O segundo capítulo tratará da educação e da integralidade no pensamento pedagógico de Edgar Morin a partir de três pontos fundamentais: a apresentação do paradigma da complexidade enquanto elemento fundante do pensamento de Edgar Morin, sobretudo no que toca à multidimensionalidade do conhecimento; a apresentação de alguns elementos antropológicos que fundamentam a integralidade do ser humano, sobretudo no que toca à sua identidade e às suas dimensões constitutivas, compreendendo-o muito mais como sujeito de uma transcendência horizontal do que propriamente de transcendência vertical; por fim, será apresentada a relação entre a integralidade, a autotranscendência e a educação, enfocando, sobretudo, a transcendência no limite da imanência e as suas implicações no processo de uma educação para o sentido da vida.

O terceiro capítulo trata de investigar como se dá a relação entre educação e integralidade no pensamento pedagógico de Paulo Freire, considerando a historicidade e a inconclusão como pontos de partida para uma educação integral, fazendo da leitura da palavra e da leitura do mundo um elemento da práxis, que vislumbra o humano universal, detentor de esperança e de autonomia.
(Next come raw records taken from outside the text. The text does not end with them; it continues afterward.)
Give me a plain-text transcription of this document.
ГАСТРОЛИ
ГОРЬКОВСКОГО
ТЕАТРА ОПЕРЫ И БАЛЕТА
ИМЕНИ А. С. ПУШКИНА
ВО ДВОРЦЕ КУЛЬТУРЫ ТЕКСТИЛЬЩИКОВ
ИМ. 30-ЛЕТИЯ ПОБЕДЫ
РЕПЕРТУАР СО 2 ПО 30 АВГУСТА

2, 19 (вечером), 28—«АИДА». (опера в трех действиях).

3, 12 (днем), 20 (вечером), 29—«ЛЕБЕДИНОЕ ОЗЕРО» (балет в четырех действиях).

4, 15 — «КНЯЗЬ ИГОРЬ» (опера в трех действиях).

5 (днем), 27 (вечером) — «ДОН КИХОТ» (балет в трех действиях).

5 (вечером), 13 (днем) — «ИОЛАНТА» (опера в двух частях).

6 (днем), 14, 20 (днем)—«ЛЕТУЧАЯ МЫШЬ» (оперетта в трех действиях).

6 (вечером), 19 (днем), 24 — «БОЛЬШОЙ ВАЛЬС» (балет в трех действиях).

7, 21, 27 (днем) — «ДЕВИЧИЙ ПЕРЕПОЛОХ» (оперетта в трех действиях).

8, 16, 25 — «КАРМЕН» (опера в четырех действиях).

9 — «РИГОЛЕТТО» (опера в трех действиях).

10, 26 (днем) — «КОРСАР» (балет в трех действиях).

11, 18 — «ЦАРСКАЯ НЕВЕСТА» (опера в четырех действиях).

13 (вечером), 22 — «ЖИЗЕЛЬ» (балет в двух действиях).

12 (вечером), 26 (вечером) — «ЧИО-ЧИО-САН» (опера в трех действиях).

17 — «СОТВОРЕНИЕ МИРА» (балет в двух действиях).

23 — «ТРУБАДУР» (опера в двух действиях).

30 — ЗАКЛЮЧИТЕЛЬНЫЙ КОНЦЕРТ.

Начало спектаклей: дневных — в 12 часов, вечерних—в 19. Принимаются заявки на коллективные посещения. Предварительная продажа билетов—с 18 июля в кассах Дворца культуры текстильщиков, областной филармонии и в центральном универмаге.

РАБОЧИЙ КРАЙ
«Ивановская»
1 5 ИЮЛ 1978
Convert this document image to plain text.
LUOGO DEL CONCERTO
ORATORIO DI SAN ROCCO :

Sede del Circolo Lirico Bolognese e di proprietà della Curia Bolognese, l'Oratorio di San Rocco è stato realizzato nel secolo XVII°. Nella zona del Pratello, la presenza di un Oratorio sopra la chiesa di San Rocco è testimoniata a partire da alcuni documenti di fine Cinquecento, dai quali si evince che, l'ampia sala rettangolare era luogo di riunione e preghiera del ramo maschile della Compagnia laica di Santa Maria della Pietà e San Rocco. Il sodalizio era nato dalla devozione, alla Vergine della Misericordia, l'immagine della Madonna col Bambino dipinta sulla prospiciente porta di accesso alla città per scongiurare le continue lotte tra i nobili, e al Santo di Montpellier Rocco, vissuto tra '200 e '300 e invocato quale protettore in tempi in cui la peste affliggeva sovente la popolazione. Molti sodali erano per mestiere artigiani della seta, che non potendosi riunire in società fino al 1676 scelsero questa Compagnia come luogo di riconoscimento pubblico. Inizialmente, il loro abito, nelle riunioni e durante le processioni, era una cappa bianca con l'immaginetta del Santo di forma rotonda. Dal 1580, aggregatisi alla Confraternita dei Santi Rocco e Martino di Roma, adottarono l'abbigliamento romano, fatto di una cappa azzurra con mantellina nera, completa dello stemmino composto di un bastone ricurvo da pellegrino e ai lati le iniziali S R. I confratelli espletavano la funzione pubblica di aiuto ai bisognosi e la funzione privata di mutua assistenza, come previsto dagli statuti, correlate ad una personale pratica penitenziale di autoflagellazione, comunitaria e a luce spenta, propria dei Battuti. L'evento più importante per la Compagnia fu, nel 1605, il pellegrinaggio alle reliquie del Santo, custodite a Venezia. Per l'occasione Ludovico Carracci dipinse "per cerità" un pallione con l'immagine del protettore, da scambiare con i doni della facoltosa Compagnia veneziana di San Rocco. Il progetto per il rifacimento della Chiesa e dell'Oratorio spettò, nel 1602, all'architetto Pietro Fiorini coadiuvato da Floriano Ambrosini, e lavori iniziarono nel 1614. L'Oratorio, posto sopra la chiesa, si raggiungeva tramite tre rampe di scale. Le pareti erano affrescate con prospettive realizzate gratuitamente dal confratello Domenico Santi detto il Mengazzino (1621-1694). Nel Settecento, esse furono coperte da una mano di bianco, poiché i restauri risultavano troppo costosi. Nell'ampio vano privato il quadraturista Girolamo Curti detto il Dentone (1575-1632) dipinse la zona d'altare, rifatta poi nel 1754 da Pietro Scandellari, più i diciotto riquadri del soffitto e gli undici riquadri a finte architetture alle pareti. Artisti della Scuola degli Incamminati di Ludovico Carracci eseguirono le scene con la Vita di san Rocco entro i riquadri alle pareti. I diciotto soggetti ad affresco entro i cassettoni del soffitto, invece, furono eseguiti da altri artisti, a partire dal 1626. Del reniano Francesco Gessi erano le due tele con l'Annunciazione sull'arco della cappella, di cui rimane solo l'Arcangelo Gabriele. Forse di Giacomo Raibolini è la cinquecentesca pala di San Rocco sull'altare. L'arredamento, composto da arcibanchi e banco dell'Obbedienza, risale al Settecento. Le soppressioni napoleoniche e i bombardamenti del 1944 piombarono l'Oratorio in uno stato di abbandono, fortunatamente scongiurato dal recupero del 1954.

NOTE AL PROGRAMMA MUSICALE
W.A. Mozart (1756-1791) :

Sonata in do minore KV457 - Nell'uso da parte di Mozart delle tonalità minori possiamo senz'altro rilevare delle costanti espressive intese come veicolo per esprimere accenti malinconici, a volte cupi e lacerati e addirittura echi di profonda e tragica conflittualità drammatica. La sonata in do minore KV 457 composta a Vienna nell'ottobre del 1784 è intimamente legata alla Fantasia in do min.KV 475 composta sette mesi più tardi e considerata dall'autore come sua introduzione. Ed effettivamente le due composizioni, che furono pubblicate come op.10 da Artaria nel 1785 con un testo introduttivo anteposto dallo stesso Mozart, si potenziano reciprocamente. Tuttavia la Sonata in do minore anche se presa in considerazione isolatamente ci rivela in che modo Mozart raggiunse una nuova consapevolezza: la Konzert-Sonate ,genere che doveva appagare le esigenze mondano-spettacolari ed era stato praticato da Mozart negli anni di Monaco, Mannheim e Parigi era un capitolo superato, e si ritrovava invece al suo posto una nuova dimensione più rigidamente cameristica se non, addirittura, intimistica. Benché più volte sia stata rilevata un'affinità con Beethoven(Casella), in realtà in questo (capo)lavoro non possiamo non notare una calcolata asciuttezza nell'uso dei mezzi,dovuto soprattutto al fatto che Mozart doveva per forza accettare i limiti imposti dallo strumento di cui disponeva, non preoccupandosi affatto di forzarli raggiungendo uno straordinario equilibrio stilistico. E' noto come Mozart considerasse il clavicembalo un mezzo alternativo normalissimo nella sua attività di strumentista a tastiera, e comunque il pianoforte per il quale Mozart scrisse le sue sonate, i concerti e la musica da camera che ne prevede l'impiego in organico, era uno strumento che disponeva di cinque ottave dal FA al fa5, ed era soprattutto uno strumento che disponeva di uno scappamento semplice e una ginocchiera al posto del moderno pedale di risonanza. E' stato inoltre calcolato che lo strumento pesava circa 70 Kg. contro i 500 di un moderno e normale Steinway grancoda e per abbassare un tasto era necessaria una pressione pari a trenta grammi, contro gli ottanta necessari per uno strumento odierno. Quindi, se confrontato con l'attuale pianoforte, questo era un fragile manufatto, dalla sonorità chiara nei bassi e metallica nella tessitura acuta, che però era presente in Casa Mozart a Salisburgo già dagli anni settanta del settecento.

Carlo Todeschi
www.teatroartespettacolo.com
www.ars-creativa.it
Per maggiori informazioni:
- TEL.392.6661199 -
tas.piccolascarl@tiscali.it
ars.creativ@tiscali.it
Em seguida, será feita a relação entre mundanidade e transcendentalidade como interfaces da transcendência no pensamento de Paulo Freire e, por fim, a relação entre integralidade e educação, profundamente marcada por uma pedagogia da presença e do diálogo pedagógico na perpectiva da emancipação e da inteireza do ser humano.

O quarto capítulo consistirá no estudo da Educação e da Integralidade a partir de categorias que entendemos ser nevrálgicas no pensamento de Leonardo Boff. Iniciamos considerando o pensamento pedagógico de Leonardo Boff a partir das categorias de fundamentação teológica. A elas somam-se as categorias e os conceitos que identificam o ser humano enquanto sujeito imerso em um novo paradigma que se anuncia: o paradigma ecológico. A partir desse paradigma é que se afirmam a ética humana e a solidariedade planetária; a seguir, trataremos das categorias que respaldam a integralidade a partir da compreensão de transcendência, sobretudo delineada pela sua compreensão de espiritualidade e de ethos humano; e, por fim, um terceiro aspecto que é a compreensão dos caminhos de uma educação integral, a qual tem como ponto de partida uma visão específica de espiritualidade que inspira o cuidado necessário como imperativo de um novo quefazer pedagógico.

O quinto capítulo, enfim, será a oportunidade de implementação conclusiva da nossa pesquisa. Trataremos de identificar e analisar os elementos que possibilitam a aproximação e/ou distanciamento dos conceitos dos autores em questão e em que medida a integralidade, respaldada pela categoria da transcendência, se faz presente no quefazer educativo de cada um dos pensadores, assim como, as devidas reflexões pedagógicas por nós fundamentadas nas categorias em questão.